The EPSS score currently sits at 0.09%, placing the vulnerability approximately at the 25th percentile for exploitation probability over the next 30 days. However, the public availability of a proof-of-concept exploit can rapidly raise that figure.
CWE Classification
The vulnerability maps to two CWE identifiers:
- CWE-266 (Incorrect Privilege Assignment): The product incorrectly assigns a privilege to a particular actor, creating an unintended sphere of control in this case, granting unauthenticated users access to privileged configuration APIs.
- CWE-284 (Improper Access Control): The product fails to restrict access to a resource, or incorrectly restricts access to it, from an unauthorized actor. Here, the go-ahead component does not enforce authentication before processing sensitive configuration requests.
End-of-Life Status and D-Link’s Position
D-Link has officially confirmed that the DIR-823G reached its End of Life (EOL) and End of Service Life (EOS) on February 10, 2020, for all hardware revisions and all regions. The company’s security advisory explicitly states that no fixed firmware will be made available and recommends users retire and replace affected devices immediately.
This is consistent with D-Link’s documented policy for legacy products, which receive no further security patches or software updates after EOL.

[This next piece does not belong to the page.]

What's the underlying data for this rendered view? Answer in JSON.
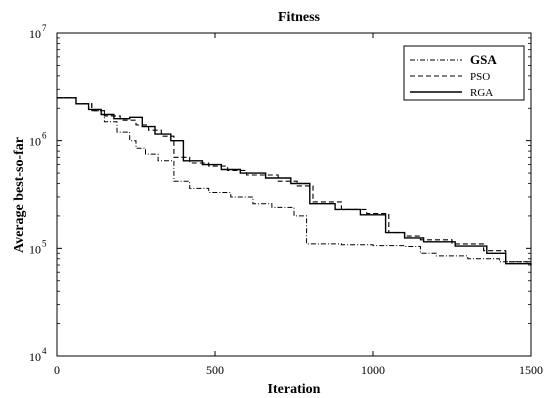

The exploit proof-of-concept is publicly documented in a GitHub repository maintained by a researcher wudipjq, covering multiple vulnerabilities in the DIR-823G series (references: vuln_91/91.md and vuln_92/92.md).
Recommended Mitigations
Since no official patch exists or will be released, affected organizations and individual users must rely on compensating controls:
- Replace the device immediately with a currently supported router model from any vendor
- Disable remote management on the WAN interface if replacement is temporarily delayed
- Place the device behind a firewall that blocks HTTP/HTTPS access to the router’s management interface from untrusted networks.
- Segment the network to limit the blast radius if the device is compromised
- Monitor for unauthorized configuration changes, including DNS hijacking, firewall rule modifications, and rogue static routes
FAQs
Q1: What is CVE-2026-4193? A publicly disclosed improper access control flaw in D-Link DIR-823G firmware 1.0.2B05, allowing unauthenticated remote attackers to manipulate over 25 router configuration functions via the goahead web server component.
Q2: Is a patch available for CVE-2026-4193? No, D-Link officially declared the DIR-823G end-of-life in February 2020 and will not release any firmware updates or security fixes for this vulnerability.
Q3: How severe is CVE-2026-4193? It carries a CVSS v3.1 score of 7.5 (HIGH) from NIST, requires no authentication or user interaction, and has a publicly available proof-of-concept exploit on GitHub.
Q4: What should DIR-823G users do immediately? Replace the device with a supported router, restrict WAN-facing management access, and isolate the device from critical network segments until replacement is possible.